Appearance
To manage a digital humanities project on GitHub, create one repository per project, structure it with a clear README and licence, use branches and pull requests for substantive changes, track tasks as Issues, and tag versioned Releases connected to Zenodo for citable archiving. GitHub turns a scattered set of files and email threads into a single, transparent, collaborative workspace with a full audit trail.
This guide walks the lifecycle of a typical edition or dataset project from first commit to citable release, with the choices that matter for archivists and historians.
How should I structure the repository itself?
Start every repository with a small set of orientation files so a newcomer can understand it in two minutes:
my-project/
├── README.md # what this is, how to use it
├── LICENSE # CC-BY for data, MIT for code, etc.
├── CITATION.cff # how to cite the project
├── data/ # cleaned, derived datasets
├── transcriptions/ # TEI or plain text
├── scripts/ # analysis and processing code
└── docs/ # methodology, decisions, changelogThe README is the front door. It should state the research question, the data sources, the licence, and one command to reproduce the headline result. A reader who skims only the README should grasp the whole project.
When should I use branches and pull requests?
Use the main branch as the always-working version of the project. Do substantive work on a short-lived branch, then open a pull request to merge it:
bash
git switch -c clean-1841-census
# ... edit, commit ...
git push -u origin clean-1841-censusOn GitHub, open a pull request from that branch. The pull request shows a line-by-line diff, lets a collaborator comment, and records the decision. Even solo, this gives you a clean checkpoint and a place to write why a change was made. For trivial typo fixes, committing straight to main is fine; reserve branches for anything a reviewer might question.
How do I coordinate a team without endless email?
GitHub Issues replace status emails. Open an issue per task — "Verify place-names in chapter 4", "OCR is dropping marginalia" — assign it, label it, and reference it from commits. A simple labelling scheme keeps the board readable:
| Label | Use for |
|---|---|
transcription | folio-level editing tasks |
data | cleaning, normalisation, schema |
bug | something is broken |
discussion | a decision that needs agreement |
good-first-issue | suited to a new contributor or student |
A Projects board groups these issues into To Do / In Progress / Done, which is enough planning for most teams without heavyweight project software.
How do I make a project release citable?
When you reach a stable point, cut a Release. Tag it semantically and write release notes:
bash
git tag -a v1.0.0 -m "First public edition: chapters 1-6 verified"
git push origin v1.0.0Connect the repository to Zenodo once; thereafter each GitHub Release is automatically deposited and assigned a DOI. Add a CITATION.cff so GitHub renders a "Cite this repository" button. Together these turn an informal codebase into a formally archived, attributable scholarly output.
How do I license the work correctly?
DH projects usually mix things with different rights. A common, defensible split is: code under a permissive software licence such as MIT, your authored data and transcriptions under CC-BY 4.0, and a clear note that the underlying primary sources may carry separate rights you do not control. State this explicitly in the README so reusers know exactly what they may do.
What keeps a GitHub project sustainable?
The repository should survive your involvement. Document the build and data pipeline in docs/, pin dependency versions, and keep the README's "how to reproduce" section honest by running it on a clean machine occasionally. Transfer ownership to an institutional organisation account rather than a personal one so the project does not vanish when you change jobs.
Key Takeaways
- One repository per project, fronted by a README that explains purpose, data, licence and reproduction.
- Use
mainas the working version; branch and open pull requests for substantive changes. - Replace status emails with Issues, labels and a Projects board.
- Cut semantic Releases and connect Zenodo so each one mints a citable DOI.
- License code and data separately and flag third-party source rights explicitly.
- Move the repository to an institutional organisation account for long-term survival.
Frequently Asked Questions
Are private repositories free on GitHub?
Yes.
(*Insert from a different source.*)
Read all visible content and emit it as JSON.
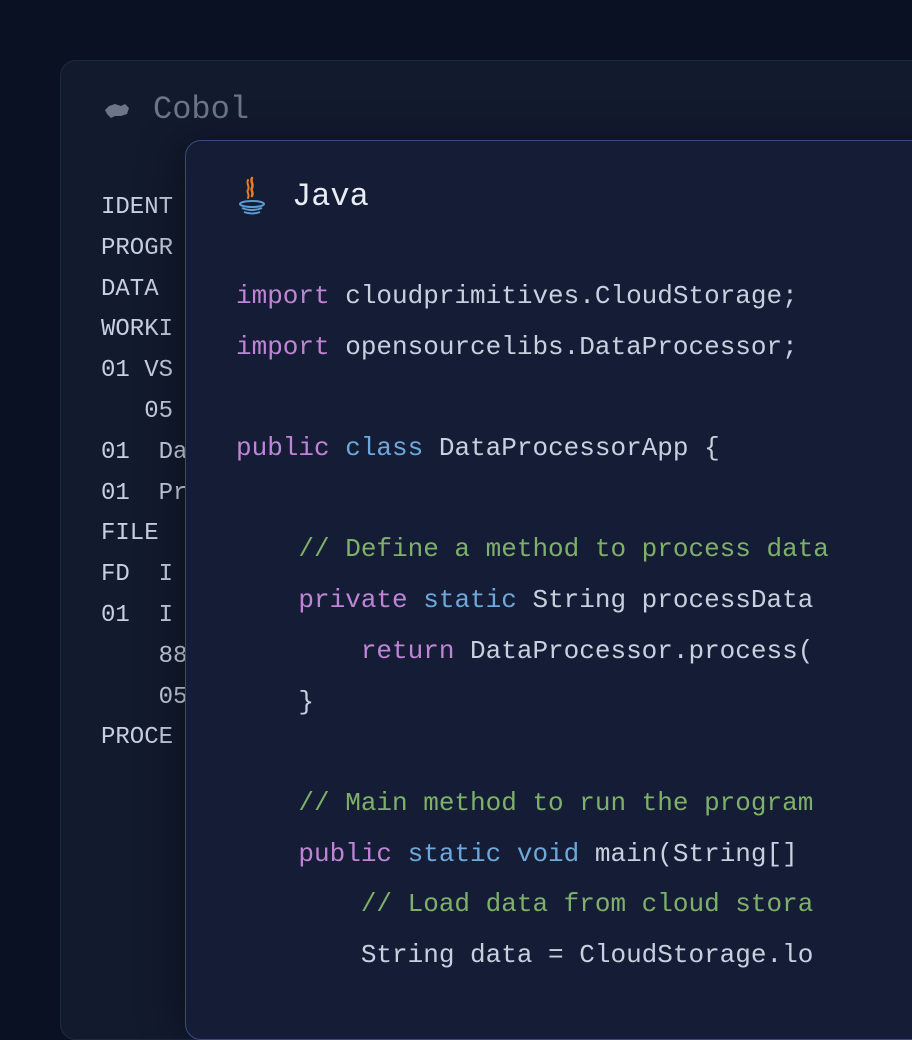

GitHub gives unlimited free private and public repositories with unlimited collaborators on the standard free plan, which is enough for most DH teams.
Should my project repository be public from day one?
Not necessarily. Many teams work in a private repository while transcriptions are unverified, then flip it to public on first release. Make it public early if openness is a grant condition.
What is a pull request and do small teams need them?
A pull request proposes merging one branch into another and gives a space to review changes. Even two-person teams benefit because it creates a checkpoint and a discussion record.
How do I give my project a citable identity?
Add a CITATION.cff file and connect the repository to Zenodo so each release mints a DOI. That turns a release into a formally citable archived object.
Can non-coders contribute on GitHub?
Yes. Issues, the web editor and pull requests let editors, translators and reviewers contribute text and feedback without ever using the command line.